昨日(5月25日)、AKB48が岩手県内で握手会開催中にメンバーの川栄李奈(19)、入山杏奈(18)、そして
男性スタッフがノコギリのような刃物で襲撃された。アイドル史上稀に見る衝撃的な殺人未遂事件の
ニュースを見た瞬間、私自身のナウでヤングな頃の苦い経験を思い出さずにはいられなかった。

私はミュージシャンとして駆け出しの頃、定期的に路上ライブを開催していた。元来不器用なタイプ
なのだが、社交的なスキルを身につけることができたのはそこで出会った人々との交流のおかげだ。
酔っ払いやチンピラに絡まれることは珍しくはなかったが、その都度臨機応変にうまくいなしていた。
そう、あの事件が起きるまでは…。

あれは4月の週末の出来事。その日も私の歌を聴きに彼女は電車に乗りやってきた。その年の春に
芸大に入ったばかりの18歳。将来有望な芸術家であった。いつものように私の横に座り、幸せそうに
聴き入ってくれるのがとてもありがたかった。

○○のジョン・ローン(ラスト・エンペラー主役)こと私と一色紗英似のフレッシュアイな芸大美少女。
立ち止まらずにチラ見するだけの大衆からも美男美女の理想的なカップルに思われていただろう。
ゆえに嫉妬もあったのか。

ウイスキーを瓶ごと飲みながら男は私の目の前に立ち止まった。座った目でしばらく私をにらみつけて
いたが、よくいる酔っ払いだなという感じであった。ちょっと暴れたところで周りにファンや音楽仲間も
いるしすぐに押さえつけられる。構わずに歌い続けていた一瞬の出来事だった。

突然目線を横の彼女に向け、全力で瓶を投げつけた男。瓶は彼女の右手に命中、血だらけになった。
すぐにファンや仲間と締め上げ、警察を呼び、男はしょっぴ引かれたが、彼女は右手を何針も縫うことに
なった。創作活動に支障が出た。私の油断が招いた事件だ。本当に申し訳ない気持ちでいっぱいになった。

「音楽で世界を救う」なんて安っぽい言葉がある。私もその言葉に酔っていたのだろう。
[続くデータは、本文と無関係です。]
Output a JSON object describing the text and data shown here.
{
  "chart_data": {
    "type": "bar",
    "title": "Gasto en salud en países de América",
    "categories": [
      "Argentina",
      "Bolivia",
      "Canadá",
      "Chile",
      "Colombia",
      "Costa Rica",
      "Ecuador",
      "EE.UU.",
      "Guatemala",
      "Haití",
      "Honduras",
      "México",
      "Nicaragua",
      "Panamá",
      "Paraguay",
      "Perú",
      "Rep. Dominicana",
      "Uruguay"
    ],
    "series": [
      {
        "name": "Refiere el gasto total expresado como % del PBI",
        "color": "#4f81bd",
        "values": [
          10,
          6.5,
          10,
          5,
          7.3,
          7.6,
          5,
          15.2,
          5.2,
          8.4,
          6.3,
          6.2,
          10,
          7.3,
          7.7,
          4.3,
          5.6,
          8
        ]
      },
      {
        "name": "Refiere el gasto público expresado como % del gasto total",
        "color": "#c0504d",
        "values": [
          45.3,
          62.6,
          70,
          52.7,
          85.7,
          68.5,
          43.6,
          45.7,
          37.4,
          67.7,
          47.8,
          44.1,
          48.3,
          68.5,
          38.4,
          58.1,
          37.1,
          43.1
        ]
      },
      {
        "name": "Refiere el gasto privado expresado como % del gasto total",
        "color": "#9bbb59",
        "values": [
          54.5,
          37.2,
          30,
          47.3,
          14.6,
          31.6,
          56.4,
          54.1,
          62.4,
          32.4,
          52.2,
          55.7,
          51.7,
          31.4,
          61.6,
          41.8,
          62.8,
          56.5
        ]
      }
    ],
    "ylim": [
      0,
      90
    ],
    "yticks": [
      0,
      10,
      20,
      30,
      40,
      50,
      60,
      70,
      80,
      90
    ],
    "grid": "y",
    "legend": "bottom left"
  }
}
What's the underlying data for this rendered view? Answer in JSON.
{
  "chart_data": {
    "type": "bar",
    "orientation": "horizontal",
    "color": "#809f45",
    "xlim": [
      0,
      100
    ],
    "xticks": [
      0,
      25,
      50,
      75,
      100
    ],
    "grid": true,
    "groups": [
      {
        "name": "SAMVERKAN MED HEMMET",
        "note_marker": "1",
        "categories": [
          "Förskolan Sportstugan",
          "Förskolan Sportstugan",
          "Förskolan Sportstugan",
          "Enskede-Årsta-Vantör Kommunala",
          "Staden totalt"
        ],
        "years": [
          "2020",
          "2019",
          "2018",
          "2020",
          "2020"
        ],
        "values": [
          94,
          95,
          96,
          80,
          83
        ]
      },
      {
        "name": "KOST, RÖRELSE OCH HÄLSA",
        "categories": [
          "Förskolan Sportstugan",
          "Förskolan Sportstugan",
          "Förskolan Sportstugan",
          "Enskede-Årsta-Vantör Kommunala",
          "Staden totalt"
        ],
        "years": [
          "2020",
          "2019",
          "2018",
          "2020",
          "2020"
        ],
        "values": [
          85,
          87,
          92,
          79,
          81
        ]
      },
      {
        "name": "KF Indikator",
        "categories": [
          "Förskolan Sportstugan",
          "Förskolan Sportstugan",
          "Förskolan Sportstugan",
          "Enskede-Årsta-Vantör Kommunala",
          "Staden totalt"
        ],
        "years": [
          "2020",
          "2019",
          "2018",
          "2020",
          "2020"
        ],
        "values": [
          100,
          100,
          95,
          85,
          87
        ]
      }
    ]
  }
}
態度の悪い観客が
いても笑顔で歌い続ければ改心してくれるだろうという甘い考えだった。すぐそばにいる一人の女の子を、
そして暴漢の邪悪な心も救えなかったのになんてバカげた言葉なのだろう。


通常は路上ライブの危険性に比べれば握手会のほうが安全だ。それでも悲惨な事件は起こってしまった。
今回のAKB48殺人未遂事件で負傷しながらもメンバーを守りきれなかった男性スタッフは悔しい思いで
いっぱいだろう。ASKAではないが、勇気だ愛だと騒ぎ立てても被災地に何度訪問しようとも現実は重い。
川栄、入山、他のAKBメンバーだけでなく、この男性スタッフに対しても十分すぎるほど心のケアをしてほしい。